Подумать только, я был на четвертой руне! Один шаг до хускарла. До Альрика. Несмотря на то, что Альрик был сильнее всех в хирде, он отставал от остальных. Ему было уже за двадцать, а он все еще был на пятой руне. Мне четырнадцать, а я уже на четвертой. Почему так получилось? Беззащитный не был ни слаб, ни труслив. Да, против него играло сложное условие, полученное от богов. Во всех массовых сражениях он был в кольчуге, он не смог получить ничего от работы на ярла Сигарра, а в боях с тварями нужна большая удача, чтобы нанести последний удар. Лучше всего ему подходил бой один на один, где он мог проявить все свои таланты.
Когда мы выбрались из узкого фьорда и распрощались с лоцманом, пересадив того на охранный корабль, я задал Альрику этот вопрос. Тот криво усмехнулся:
— У каждого по своему плетется нить жизни. Я далеко не сразу понял, какое у меня ограничение. Первую руну я получил легко, ведь никто не надевает доспехи для того, чтобы убить козу. И в честь первой руны отец подарил мне стеганку с вшитыми деревянными пластинами. Страшная такая, серо-синяя, с разноцветными заплатами, защитила бы лишь от бодливой коровы. Я протаскался в ней года три, охотился, убивал и людей, и зверей. Мои ровесники уже давно были на второй руне, а несколько даже поднялись до третьей. Меня прозвали Альрик Однорунный. Жрец говорил, что боги ясно обозначили свою волю и хотят, чтобы я выбрал мирное ремесло, занялся бы землей, скотом или кузнечеством. Но мне это было неинтересно. Никто не тренировался с мечом столько же времени, сколько я, никто не перетаскал столько тяжестей, не бегал в горы, не плавал часами в холодном море. Я мог биться на равных с двурунным. Но в итоге отец сказал, чтобы я перестал мечтать о несбыточном. Я вернул ему стеганку, сел на торговый кнорр и решил, что тогда стану самым крутым торговцем, раз уже стезя воина мне недоступна.

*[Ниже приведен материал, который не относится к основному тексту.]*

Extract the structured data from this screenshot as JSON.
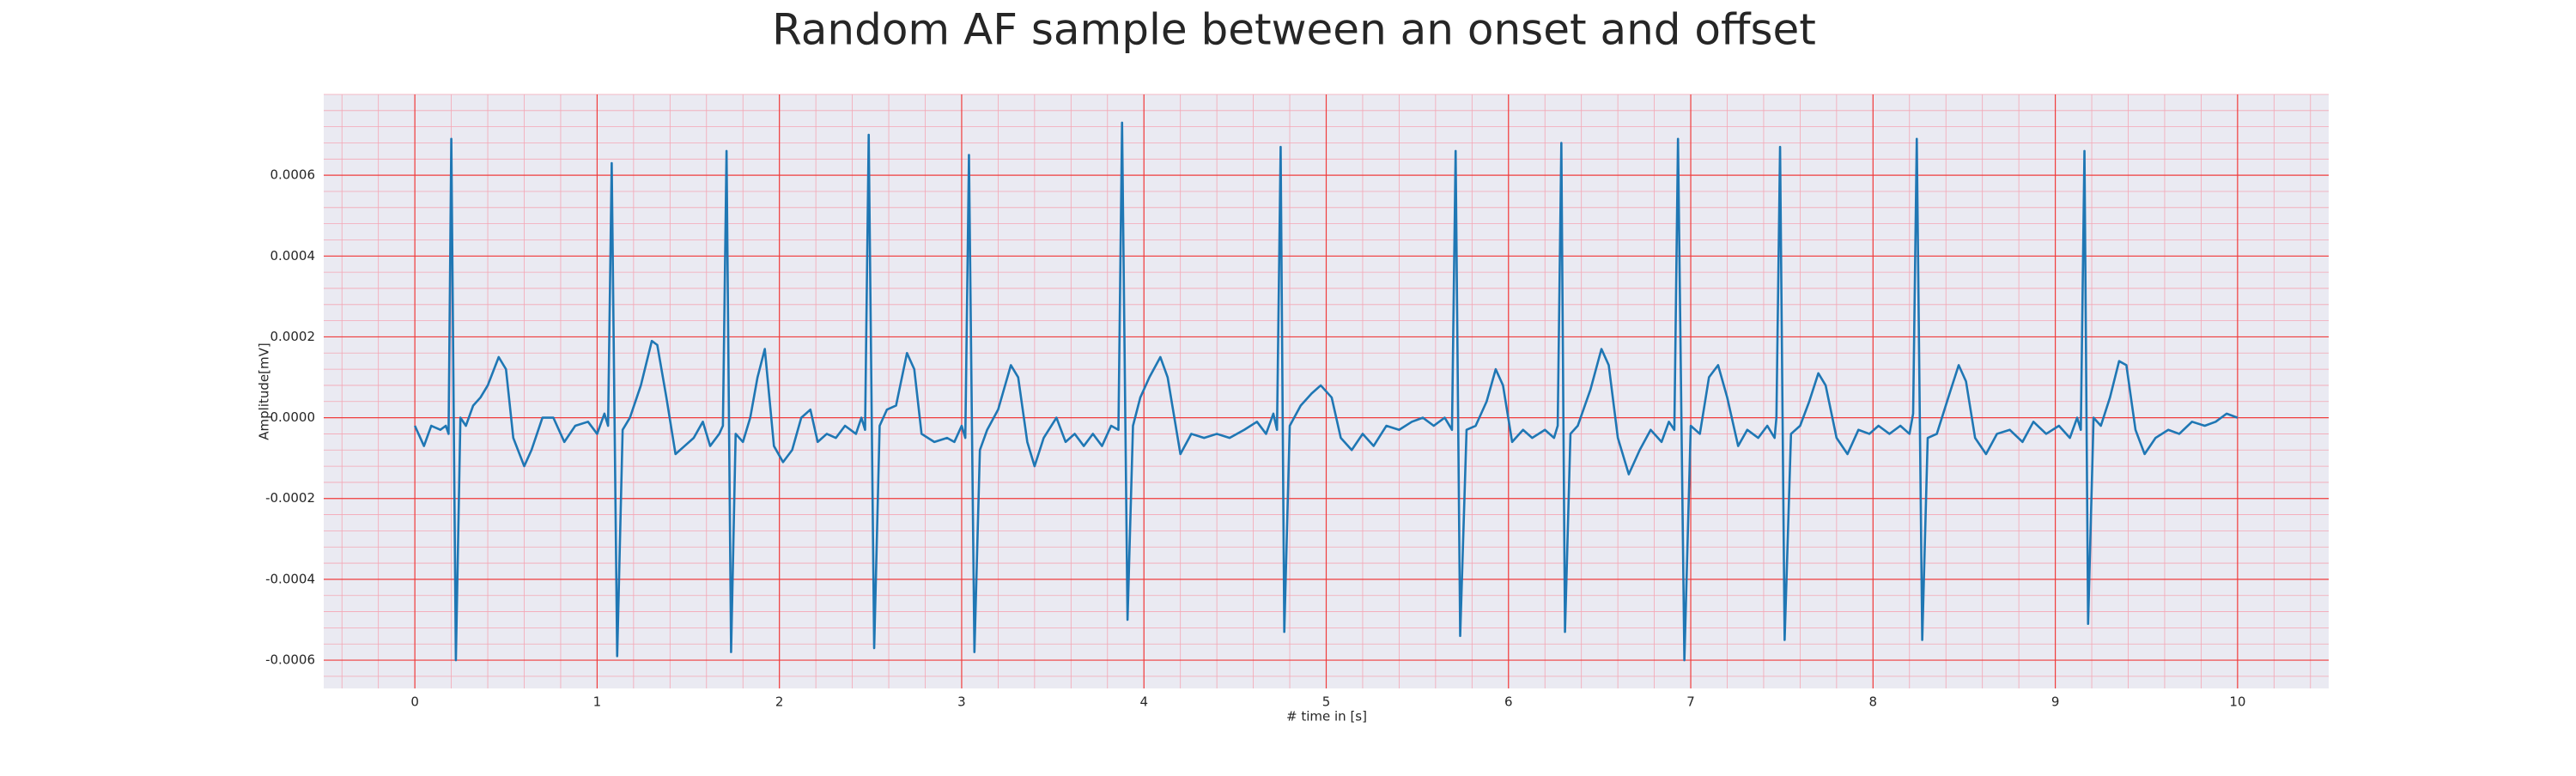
{
  "chart_data": {
    "type": "line",
    "title": "Random AF sample between an onset and offset",
    "xlabel": "# time in [s]",
    "ylabel": "Amplitude[mV]",
    "color": "#1f77b4",
    "grid": true,
    "minor_grid": true,
    "xlim": [
      -0.5,
      10.5
    ],
    "ylim": [
      -0.00067,
      0.0008
    ],
    "xticks": [
      0,
      1,
      2,
      3,
      4,
      5,
      6,
      7,
      8,
      9,
      10
    ],
    "yticks": [
      -0.0006,
      -0.0004,
      -0.0002,
      {
        "value": 0,
        "label": "0.0000"
      },
      0.0002,
      0.0004,
      0.0006
    ],
    "x": [
      0.0,
      0.05,
      0.09,
      0.14,
      0.17,
      0.185,
      0.2,
      0.225,
      0.25,
      0.28,
      0.32,
      0.36,
      0.4,
      0.46,
      0.5,
      0.54,
      0.6,
      0.64,
      0.7,
      0.76,
      0.82,
      0.88,
      0.95,
      1.0,
      1.04,
      1.06,
      1.08,
      1.11,
      1.14,
      1.18,
      1.24,
      1.3,
      1.33,
      1.38,
      1.43,
      1.48,
      1.53,
      1.58,
      1.62,
      1.67,
      1.69,
      1.71,
      1.735,
      1.76,
      1.8,
      1.84,
      1.88,
      1.92,
      1.97,
      2.02,
      2.07,
      2.12,
      2.17,
      2.21,
      2.26,
      2.31,
      2.36,
      2.42,
      2.45,
      2.47,
      2.49,
      2.52,
      2.55,
      2.59,
      2.64,
      2.7,
      2.74,
      2.78,
      2.85,
      2.92,
      2.96,
      3.0,
      3.02,
      3.04,
      3.07,
      3.1,
      3.14,
      3.2,
      3.27,
      3.31,
      3.36,
      3.4,
      3.45,
      3.52,
      3.57,
      3.62,
      3.67,
      3.72,
      3.77,
      3.82,
      3.86,
      3.88,
      3.91,
      3.94,
      3.98,
      4.03,
      4.09,
      4.13,
      4.2,
      4.26,
      4.33,
      4.4,
      4.47,
      4.55,
      4.62,
      4.67,
      4.71,
      4.73,
      4.75,
      4.77,
      4.8,
      4.86,
      4.92,
      4.97,
      5.03,
      5.08,
      5.14,
      5.2,
      5.26,
      5.33,
      5.4,
      5.47,
      5.53,
      5.59,
      5.65,
      5.69,
      5.71,
      5.735,
      5.77,
      5.82,
      5.88,
      5.93,
      5.97,
      6.02,
      6.08,
      6.13,
      6.2,
      6.25,
      6.27,
      6.29,
      6.31,
      6.34,
      6.38,
      6.45,
      6.51,
      6.55,
      6.6,
      6.66,
      6.72,
      6.78,
      6.84,
      6.88,
      6.91,
      6.93,
      6.965,
      7.0,
      7.05,
      7.1,
      7.15,
      7.2,
      7.26,
      7.31,
      7.37,
      7.42,
      7.46,
      7.47,
      7.49,
      7.515,
      7.55,
      7.6,
      7.65,
      7.7,
      7.74,
      7.8,
      7.86,
      7.92,
      7.98,
      8.03,
      8.09,
      8.15,
      8.2,
      8.22,
      8.24,
      8.27,
      8.3,
      8.35,
      8.42,
      8.47,
      8.51,
      8.56,
      8.62,
      8.68,
      8.75,
      8.82,
      8.88,
      8.95,
      9.02,
      9.08,
      9.12,
      9.14,
      9.16,
      9.18,
      9.21,
      9.25,
      9.3,
      9.35,
      9.39,
      9.44,
      9.49,
      9.55,
      9.62,
      9.68,
      9.75,
      9.82,
      9.88,
      9.94,
      10.0
    ],
    "values": [
      -2e-05,
      -7e-05,
      -2e-05,
      -3e-05,
      -2e-05,
      -4e-05,
      0.00069,
      -0.0006,
      0.0,
      -2e-05,
      3e-05,
      5e-05,
      8e-05,
      0.00015,
      0.00012,
      -5e-05,
      -0.00012,
      -8e-05,
      0.0,
      0.0,
      -6e-05,
      -2e-05,
      -1e-05,
      -4e-05,
      1e-05,
      -2e-05,
      0.00063,
      -0.00059,
      -3e-05,
      0.0,
      8e-05,
      0.00019,
      0.00018,
      5e-05,
      -9e-05,
      -7e-05,
      -5e-05,
      -1e-05,
      -7e-05,
      -4e-05,
      -2e-05,
      0.00066,
      -0.00058,
      -4e-05,
      -6e-05,
      0.0,
      0.0001,
      0.00017,
      -7e-05,
      -0.00011,
      -8e-05,
      0.0,
      2e-05,
      -6e-05,
      -4e-05,
      -5e-05,
      -2e-05,
      -4e-05,
      0.0,
      -3e-05,
      0.0007,
      -0.00057,
      -2e-05,
      2e-05,
      3e-05,
      0.00016,
      0.00012,
      -4e-05,
      -6e-05,
      -5e-05,
      -6e-05,
      -2e-05,
      -5e-05,
      0.00065,
      -0.00058,
      -8e-05,
      -3e-05,
      2e-05,
      0.00013,
      0.0001,
      -6e-05,
      -0.00012,
      -5e-05,
      0.0,
      -6e-05,
      -4e-05,
      -7e-05,
      -4e-05,
      -7e-05,
      -2e-05,
      -3e-05,
      0.00073,
      -0.0005,
      -2e-05,
      5e-05,
      0.0001,
      0.00015,
      0.0001,
      -9e-05,
      -4e-05,
      -5e-05,
      -4e-05,
      -5e-05,
      -3e-05,
      -1e-05,
      -4e-05,
      1e-05,
      -3e-05,
      0.00067,
      -0.00053,
      -2e-05,
      3e-05,
      6e-05,
      8e-05,
      5e-05,
      -5e-05,
      -8e-05,
      -4e-05,
      -7e-05,
      -2e-05,
      -3e-05,
      -1e-05,
      0.0,
      -2e-05,
      0.0,
      -3e-05,
      0.00066,
      -0.00054,
      -3e-05,
      -2e-05,
      4e-05,
      0.00012,
      8e-05,
      -6e-05,
      -3e-05,
      -5e-05,
      -3e-05,
      -5e-05,
      -2e-05,
      0.00068,
      -0.00053,
      -4e-05,
      -2e-05,
      7e-05,
      0.00017,
      0.00013,
      -5e-05,
      -0.00014,
      -8e-05,
      -3e-05,
      -6e-05,
      -1e-05,
      -3e-05,
      0.00069,
      -0.0006,
      -2e-05,
      -4e-05,
      0.0001,
      0.00013,
      5e-05,
      -7e-05,
      -3e-05,
      -5e-05,
      -2e-05,
      -5e-05,
      0.0,
      0.00067,
      -0.00055,
      -4e-05,
      -2e-05,
      4e-05,
      0.00011,
      8e-05,
      -5e-05,
      -9e-05,
      -3e-05,
      -4e-05,
      -2e-05,
      -4e-05,
      -2e-05,
      -4e-05,
      1e-05,
      0.00069,
      -0.00055,
      -5e-05,
      -4e-05,
      6e-05,
      0.00013,
      9e-05,
      -5e-05,
      -9e-05,
      -4e-05,
      -3e-05,
      -6e-05,
      -1e-05,
      -4e-05,
      -2e-05,
      -5e-05,
      0.0,
      -3e-05,
      0.00066,
      -0.00051,
      0.0,
      -2e-05,
      5e-05,
      0.00014,
      0.00013,
      -3e-05,
      -9e-05,
      -5e-05,
      -3e-05,
      -4e-05,
      -1e-05,
      -2e-05,
      -1e-05,
      1e-05,
      0.0
    ]
  }
}
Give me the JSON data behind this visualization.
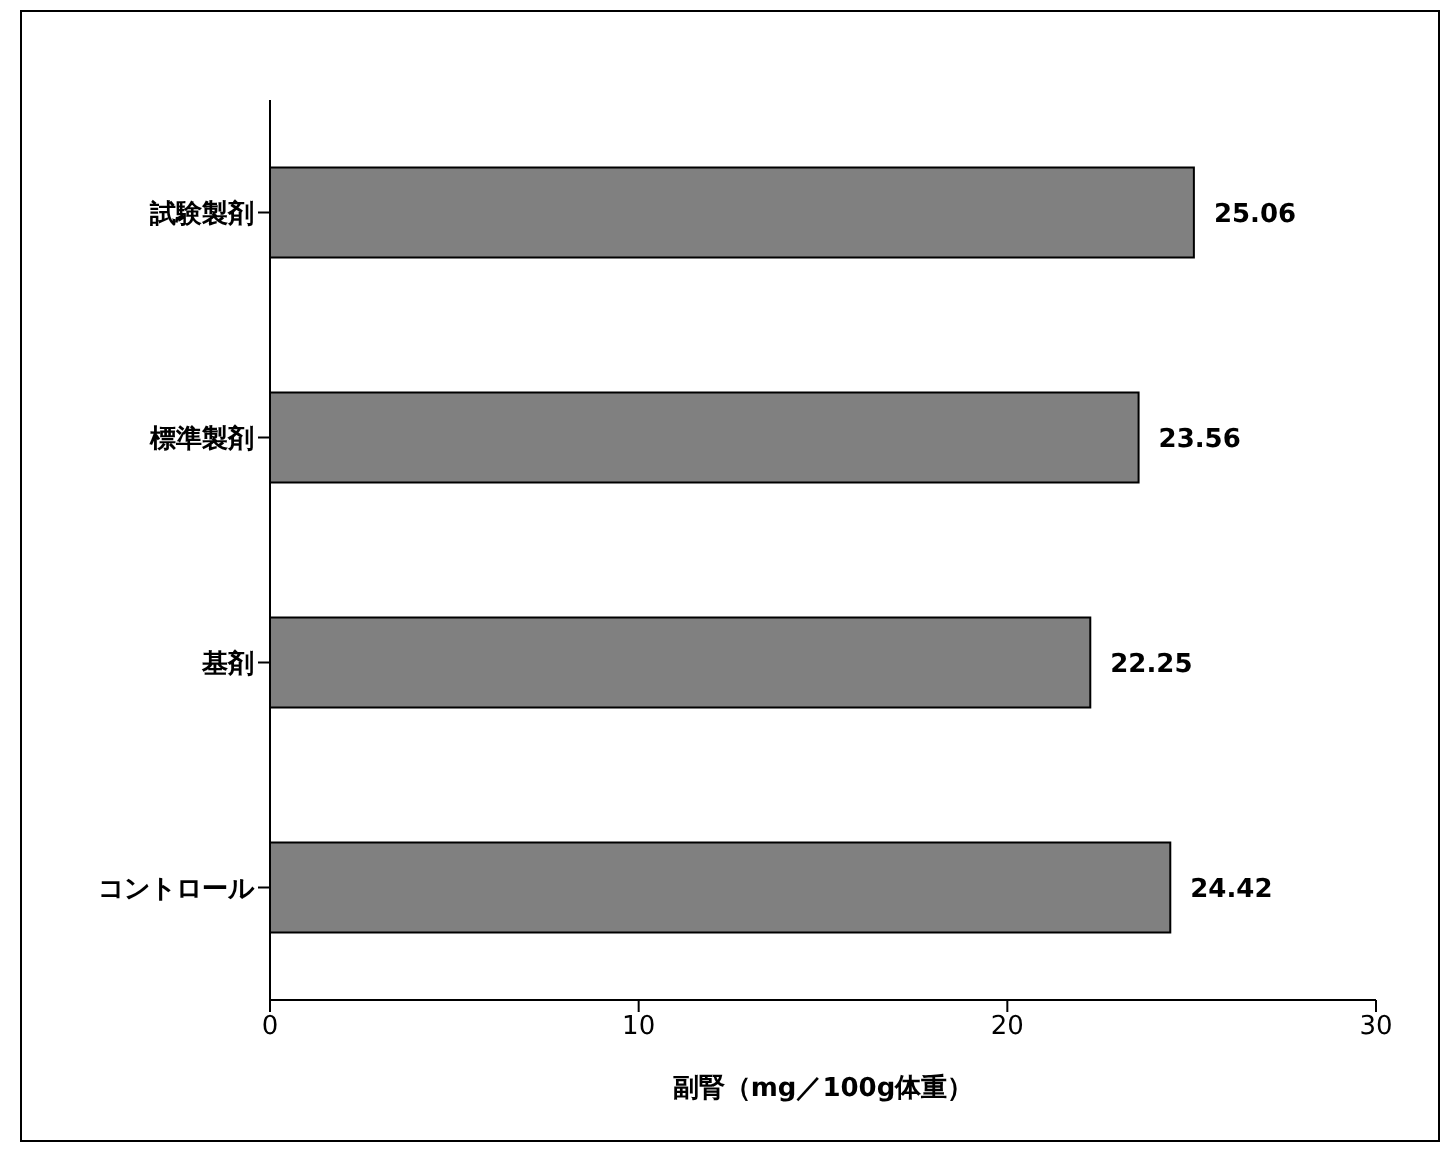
{
  "chart_data": {
    "type": "bar",
    "orientation": "horizontal",
    "categories": [
      "試験製剤",
      "標準製剤",
      "基剤",
      "コントロール"
    ],
    "values": [
      25.06,
      23.56,
      22.25,
      24.42
    ],
    "color": "#808080",
    "xlim": [
      0,
      30
    ],
    "xticks": [
      0,
      10,
      20,
      30
    ],
    "xlabel": "副腎（mg／100g体重）",
    "data_labels": true,
    "grid": false,
    "legend": false
  }
}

— Потому ты так здорово торгуешься!
— Я ходил с торговцем два года. Мне хотелось продавать оружие, но приходилось возить ткани и украшения. Резные бусины, стеклянные бусины, глиняные бусины, бусины с медными опилками, которые горели на солнце огнем, серьги с камнями, железные обручи. А потом мой наставник Скафти решил, что можно замахнуться на большее, и закупил серебряные кованые украшения. И в первую же ночевку на берегу люди Скафти решили убить его и забрать все себе. Я проснулся, когда Скафти уже был мертв. И на том же берегу я получил разом две руны.
Альрик замолчал. Солнце поднялось уже высоко, «Волчара» с высунутым языком мчался по морской глади, ветер бился о натянутый парус, то наполняя его, то позволяя безвольно обвиснуть.
— А потом? — я подтолкнул задумавшегося хёвдинга.
— Потом я торговал еще пару лет, скопил денег на нормальную броню и оружие, нашел людей в свою ватагу. Хотя вон, Вепрь работал вместе со мной еще на Скафти. Я не хотел идти под чье-либо начало и не хотел брать первых попавшихся воинов к себе, так как помнил, что случилось со Скафти, насмотрелся на предательства. Заменил носовую фигуру на корабле и отправился на поиски приключений.